Traditional sponsorships are getting harder and harder to sell. “Brands want proven ROI over awareness or brand connections, and realise most sports fans go online first to get their fix,” Entwistle told SPORTO. The fact that more and more CMOs and budget-holders at big brands have digital backgrounds contributed heavily to this, “They are used to seeing, minute-by-minute, what the return is on their marketing spend and having the ability to adjust it in real-time. That means, for sports rights holders, it is no longer good enough to say ‘give me €5 million and we will put your name on our shirt’.”
Bottom line is that sport remains a huge passion point for consumers, and the people in the industry have no doubt that cut-through, and click-through, on marketing content that relates to the team they support is much higher than any other content. Because of the need to satisfy brand ambitions, rights holders need to create digital platforms and digital assets through which they can reach their audiences and, critically, know who is interacting with the content, and how. “This can only be done with data,” underlined Entwistle.
Millennials are just as engaged, but in a different way
There are two other important topics OTT is tackling. The first one is reaching the generations that are growing up differently, without a cable cord. As Netflix (among other) has proven with its on-demand TV platform (recently, they have teamed up with Juventus and Formula 1 to air documentaries about sports properties), people still want to consume (and pay for) content, but not like before. They want to access their content whenever (on demand) and wherever (on different devices, with an option to download and view even without internet connection). There are serious concerns that the current generation is moving farther away from the ‘traditional’ sport than the previous ones.
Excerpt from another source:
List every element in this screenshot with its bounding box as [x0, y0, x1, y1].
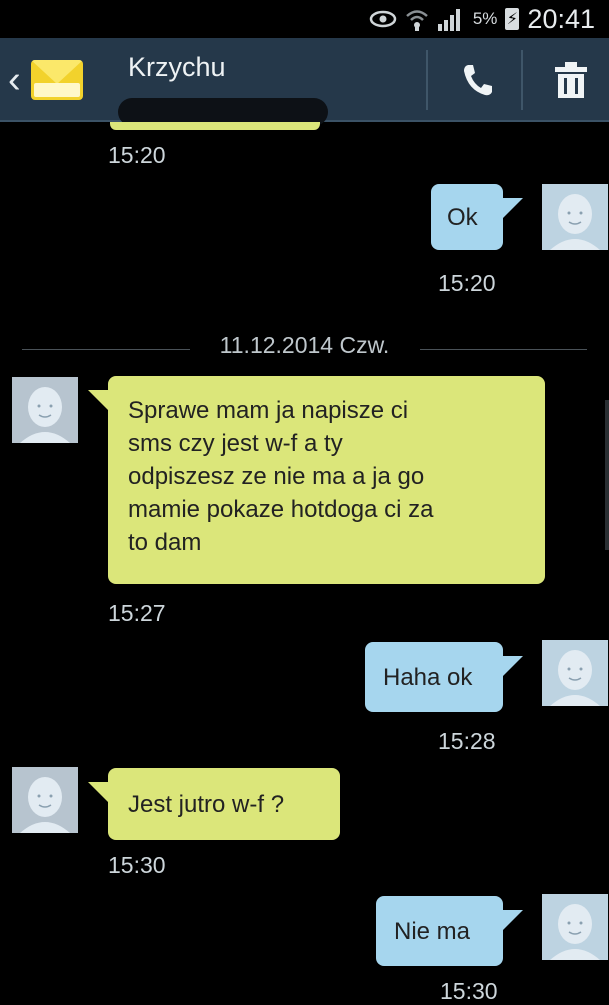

But as Entwistle said, based on his and Two Circles’ experience and understanding of their clients’ relationships with their audiences, that is not the case, “So-called millennials are just as engaged with sport as the older generations – they just engage with it in a different way: shorter-form content, on-the-go access and always being connected. Being part of the event is also more important than ever.” Because of this, knowing who these emerging fans are, staying connected with them and building a personal relationship with them, is a crucial challenge. Data and personalising the experience for individuals has a big part to play, so rights holders need to be thinking about their engagement plan now. Or as Entwistle puts it, “They cannot sit around and get anyone else control the relationship with their most important fans.”
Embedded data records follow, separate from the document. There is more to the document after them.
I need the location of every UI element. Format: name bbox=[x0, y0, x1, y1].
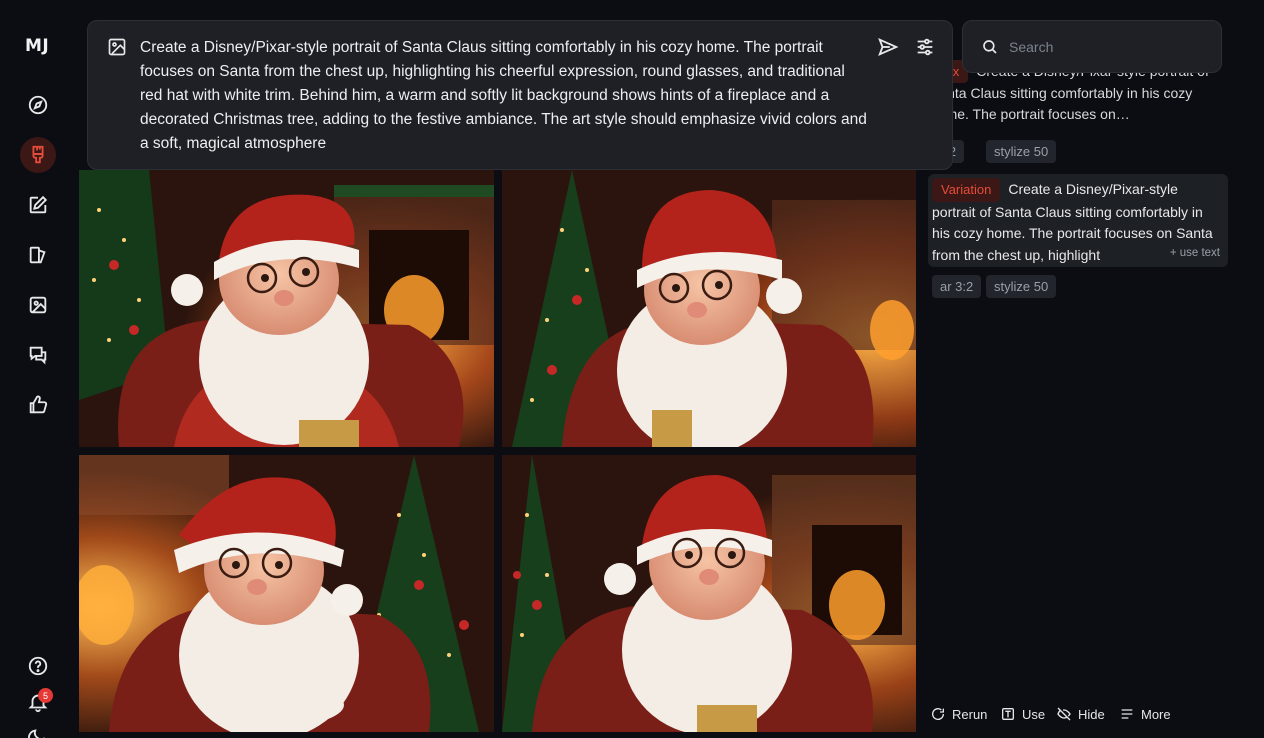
image-icon bbox=[29, 296, 47, 314]
use-icon bbox=[1002, 708, 1014, 720]
use-button[interactable]: Use bbox=[1000, 706, 1045, 722]
nav-organize[interactable] bbox=[20, 287, 56, 323]
prompt-input[interactable]: Create a Disney/Pixar-style portrait of … bbox=[140, 36, 870, 156]
edit-icon bbox=[29, 195, 48, 214]
nav-rank[interactable] bbox=[20, 387, 56, 423]
santa-image-3[interactable] bbox=[79, 455, 494, 732]
job-tag: Variation bbox=[932, 178, 1001, 202]
nav-edit[interactable] bbox=[20, 187, 56, 223]
send-icon[interactable] bbox=[877, 36, 899, 58]
more-label: More bbox=[1141, 706, 1171, 722]
compass-icon bbox=[28, 95, 48, 115]
notification-count-badge: 5 bbox=[38, 688, 53, 703]
sliders-icon[interactable] bbox=[914, 36, 936, 58]
param-chip[interactable]: stylize 50 bbox=[986, 140, 1057, 163]
more-button[interactable]: More bbox=[1119, 706, 1171, 722]
hide-label: Hide bbox=[1078, 706, 1105, 722]
hide-button[interactable]: Hide bbox=[1056, 706, 1105, 722]
rerun-button[interactable]: Rerun bbox=[930, 706, 987, 722]
santa-image-1[interactable] bbox=[79, 170, 494, 447]
santa-image-2[interactable] bbox=[502, 170, 916, 447]
prompt-box[interactable]: Create a Disney/Pixar-style portrait of … bbox=[87, 20, 953, 170]
paintbrush-icon bbox=[32, 145, 44, 164]
thumbs-up-icon bbox=[29, 395, 48, 414]
help-icon bbox=[28, 656, 48, 676]
image-icon[interactable] bbox=[107, 37, 127, 57]
nav-chat[interactable] bbox=[20, 337, 56, 373]
santa-image-4[interactable] bbox=[502, 455, 916, 732]
param-chip[interactable]: stylize 50 bbox=[986, 275, 1057, 298]
rerun-label: Rerun bbox=[952, 706, 988, 722]
help-button[interactable] bbox=[20, 648, 56, 684]
search-icon bbox=[983, 39, 997, 54]
search-input[interactable] bbox=[1009, 38, 1199, 55]
chat-icon bbox=[29, 346, 47, 365]
theme-toggle[interactable] bbox=[20, 718, 56, 738]
search-bar[interactable] bbox=[962, 20, 1222, 73]
use-text-button[interactable]: + use text bbox=[1163, 243, 1220, 265]
menu-icon bbox=[1121, 709, 1133, 719]
nav-personalize[interactable] bbox=[20, 237, 56, 273]
moon-icon bbox=[27, 729, 45, 738]
current-job[interactable]: Variation Create a Disney/Pixar-style por… bbox=[928, 174, 1228, 267]
eye-off-icon bbox=[1057, 707, 1071, 721]
sidebar: MJ 5 bbox=[0, 0, 76, 738]
nav-explore[interactable] bbox=[20, 87, 56, 123]
use-label: Use bbox=[1022, 706, 1046, 722]
rerun-icon bbox=[932, 708, 945, 720]
param-chip[interactable]: ar 3:2 bbox=[932, 275, 982, 298]
nav-create[interactable] bbox=[20, 137, 56, 173]
personalize-icon bbox=[29, 246, 46, 264]
app-logo[interactable]: MJ bbox=[25, 36, 49, 56]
In the end, all this will benefit the fan
The other important thing is what OTT brings to the end consumer – the one that is ultimately paying for what is shown via the many different channels out there. Programmes shown there have a dubious importance for most of the sport enthusiasts and if a platform like DAZN, which is very successful in the DACH (Germany, Austria, Switzerland) region, is to become global, many would welcome it and gladly pay a premium fee for it. OTT is surely something that would benefit the fans even more than the other stakeholders in the sport business world. Entwistle shares the opinion that what is happening is benefiting us all, “More choice, more innovative approaches to content creation, more ways to access favourite sports or teams, and more ways to be part of a bigger sporting community. These changes are happening in society and sport is not insulated from that. We should seize the opportunity!”